前回同様に貴族たちの万歳合唱の中、儀式が始まる。
「これが、カイトの言ってた力の奔流?うう…ああああっ!!」
「ぐうぅ、結構くるな…。叫ぶ気持ちも分かる。た、耐えきれん…ぐううおおおおおっ!!」
「ああああああっ!!体の底からぁああぁっ!!」
3人はカイト達も味わった、ランクアップの際の細胞一つ一つが生まれ変わり、体の奥底から生まれてくる力に翻弄されそうになるが、なんとか耐えていた。

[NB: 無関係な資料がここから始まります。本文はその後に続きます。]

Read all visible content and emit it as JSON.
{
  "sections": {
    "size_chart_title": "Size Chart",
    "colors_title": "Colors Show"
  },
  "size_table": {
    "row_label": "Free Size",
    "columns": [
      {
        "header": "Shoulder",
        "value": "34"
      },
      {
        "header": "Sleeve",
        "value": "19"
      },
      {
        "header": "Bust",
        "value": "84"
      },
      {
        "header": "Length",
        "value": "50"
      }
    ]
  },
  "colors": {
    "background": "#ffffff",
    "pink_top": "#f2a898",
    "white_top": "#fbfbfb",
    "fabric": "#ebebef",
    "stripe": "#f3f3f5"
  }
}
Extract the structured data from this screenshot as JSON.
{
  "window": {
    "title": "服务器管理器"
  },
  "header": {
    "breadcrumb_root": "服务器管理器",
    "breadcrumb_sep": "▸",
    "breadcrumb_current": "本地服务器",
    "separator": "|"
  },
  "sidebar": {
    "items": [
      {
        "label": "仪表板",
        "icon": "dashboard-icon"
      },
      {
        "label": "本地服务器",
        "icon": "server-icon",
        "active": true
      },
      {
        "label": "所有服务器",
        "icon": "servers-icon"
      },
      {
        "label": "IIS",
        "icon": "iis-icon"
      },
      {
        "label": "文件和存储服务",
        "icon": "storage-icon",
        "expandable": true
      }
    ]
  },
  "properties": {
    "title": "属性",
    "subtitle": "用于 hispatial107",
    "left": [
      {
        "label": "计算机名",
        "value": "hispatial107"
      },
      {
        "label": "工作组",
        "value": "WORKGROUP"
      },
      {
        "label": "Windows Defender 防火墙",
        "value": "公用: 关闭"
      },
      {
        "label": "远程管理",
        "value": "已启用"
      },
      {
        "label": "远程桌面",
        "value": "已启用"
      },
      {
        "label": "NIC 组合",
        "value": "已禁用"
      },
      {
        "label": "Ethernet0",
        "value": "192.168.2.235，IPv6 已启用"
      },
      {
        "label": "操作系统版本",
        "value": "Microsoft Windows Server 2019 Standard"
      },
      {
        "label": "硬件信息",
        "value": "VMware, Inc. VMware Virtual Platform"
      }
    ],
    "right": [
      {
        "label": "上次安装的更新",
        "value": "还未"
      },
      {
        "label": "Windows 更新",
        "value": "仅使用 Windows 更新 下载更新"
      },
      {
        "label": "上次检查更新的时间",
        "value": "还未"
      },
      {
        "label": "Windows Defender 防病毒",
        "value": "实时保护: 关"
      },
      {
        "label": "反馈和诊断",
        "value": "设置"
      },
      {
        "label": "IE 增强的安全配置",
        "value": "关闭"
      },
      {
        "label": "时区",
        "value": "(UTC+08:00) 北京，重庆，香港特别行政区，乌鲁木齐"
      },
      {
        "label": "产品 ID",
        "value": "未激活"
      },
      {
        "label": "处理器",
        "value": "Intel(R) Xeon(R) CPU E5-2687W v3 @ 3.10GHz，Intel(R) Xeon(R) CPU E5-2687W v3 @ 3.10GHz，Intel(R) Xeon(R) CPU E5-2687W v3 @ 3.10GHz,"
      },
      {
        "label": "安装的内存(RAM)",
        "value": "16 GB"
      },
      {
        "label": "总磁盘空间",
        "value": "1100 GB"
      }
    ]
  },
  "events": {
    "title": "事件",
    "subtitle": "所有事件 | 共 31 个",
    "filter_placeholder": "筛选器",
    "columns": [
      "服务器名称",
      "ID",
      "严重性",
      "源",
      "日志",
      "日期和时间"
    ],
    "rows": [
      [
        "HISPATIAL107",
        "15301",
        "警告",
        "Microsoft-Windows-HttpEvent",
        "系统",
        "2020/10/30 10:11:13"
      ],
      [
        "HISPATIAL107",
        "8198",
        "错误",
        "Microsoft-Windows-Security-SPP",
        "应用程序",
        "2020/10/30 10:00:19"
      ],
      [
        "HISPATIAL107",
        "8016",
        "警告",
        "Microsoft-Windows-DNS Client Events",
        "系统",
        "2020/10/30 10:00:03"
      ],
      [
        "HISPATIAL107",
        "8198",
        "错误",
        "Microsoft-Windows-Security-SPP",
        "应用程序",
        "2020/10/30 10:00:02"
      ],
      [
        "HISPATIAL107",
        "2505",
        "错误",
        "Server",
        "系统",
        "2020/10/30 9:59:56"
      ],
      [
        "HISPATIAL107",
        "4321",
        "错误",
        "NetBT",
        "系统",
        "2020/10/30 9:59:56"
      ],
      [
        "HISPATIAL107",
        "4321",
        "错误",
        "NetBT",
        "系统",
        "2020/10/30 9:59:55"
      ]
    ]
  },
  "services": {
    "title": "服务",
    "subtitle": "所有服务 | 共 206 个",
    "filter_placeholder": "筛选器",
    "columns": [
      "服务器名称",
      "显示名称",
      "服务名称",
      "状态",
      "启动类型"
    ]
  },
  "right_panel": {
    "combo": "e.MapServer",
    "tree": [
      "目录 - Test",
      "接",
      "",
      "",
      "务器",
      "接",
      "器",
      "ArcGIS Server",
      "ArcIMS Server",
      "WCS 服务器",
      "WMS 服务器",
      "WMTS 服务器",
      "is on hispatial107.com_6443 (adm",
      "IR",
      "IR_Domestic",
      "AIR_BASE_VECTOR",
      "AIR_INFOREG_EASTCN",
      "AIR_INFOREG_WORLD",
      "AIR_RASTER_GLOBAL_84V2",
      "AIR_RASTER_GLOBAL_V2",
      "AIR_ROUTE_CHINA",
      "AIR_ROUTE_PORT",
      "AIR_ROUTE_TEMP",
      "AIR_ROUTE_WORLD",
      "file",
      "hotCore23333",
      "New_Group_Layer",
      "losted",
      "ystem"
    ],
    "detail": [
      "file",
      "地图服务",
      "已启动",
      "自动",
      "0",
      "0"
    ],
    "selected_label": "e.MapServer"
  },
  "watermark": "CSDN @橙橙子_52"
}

『一つの壁を超えし者たちよ。汝らに、我が祝福を与えましょう…』
3人はどこからかの声を聞いた気がした。
しばらくすると、体がすっと軽くなる感じがした3人は目を開けた。
アリアネルは、正気に戻った3人に向かって、手を平を下向きにして指し示した。
「これであなた達も人の壁を一つ越えました。おめでとう、ザイン、アイナ、ミラ。…さあっ!宣託は降りた!これよりこの者たちはSランク冒険者である!」
その言葉を皮切りに、再び教会内は歓声に包まれるのだった。
神官らしきものが持ってきた台には3つの金色のネックレスが用意されていた。
そう、Sランクを表すプレートだ。
アリアネルにより、今までのAランクプレートを回収され、それぞれの首にSランクのプレートを掛けられのであった。
これで儀式は終了のハズだが…。
「これで本日、冒険者カイトが率いるチームは、全員がSランク冒険者へと上り詰めた。これは近年まれに見る快挙である。よって、この者たちを祝う祝祭を王城にて執り行う。既に会場は用意してあるので本日正午よりそちらにお集まりいただきたい。では、儀式はこれで終了である!」
ワアッー!っと歓声が沸き起こる。
何がなんだが分からないままに、ギルド職員に先導されてギルド本部へと連れていかれるカイト達であった。
だが、やっと終わった儀式にどこかホッとしていた。
これから行われることの方がより疲れる事であろうとは、この時は思ってもいなかったのであったが…。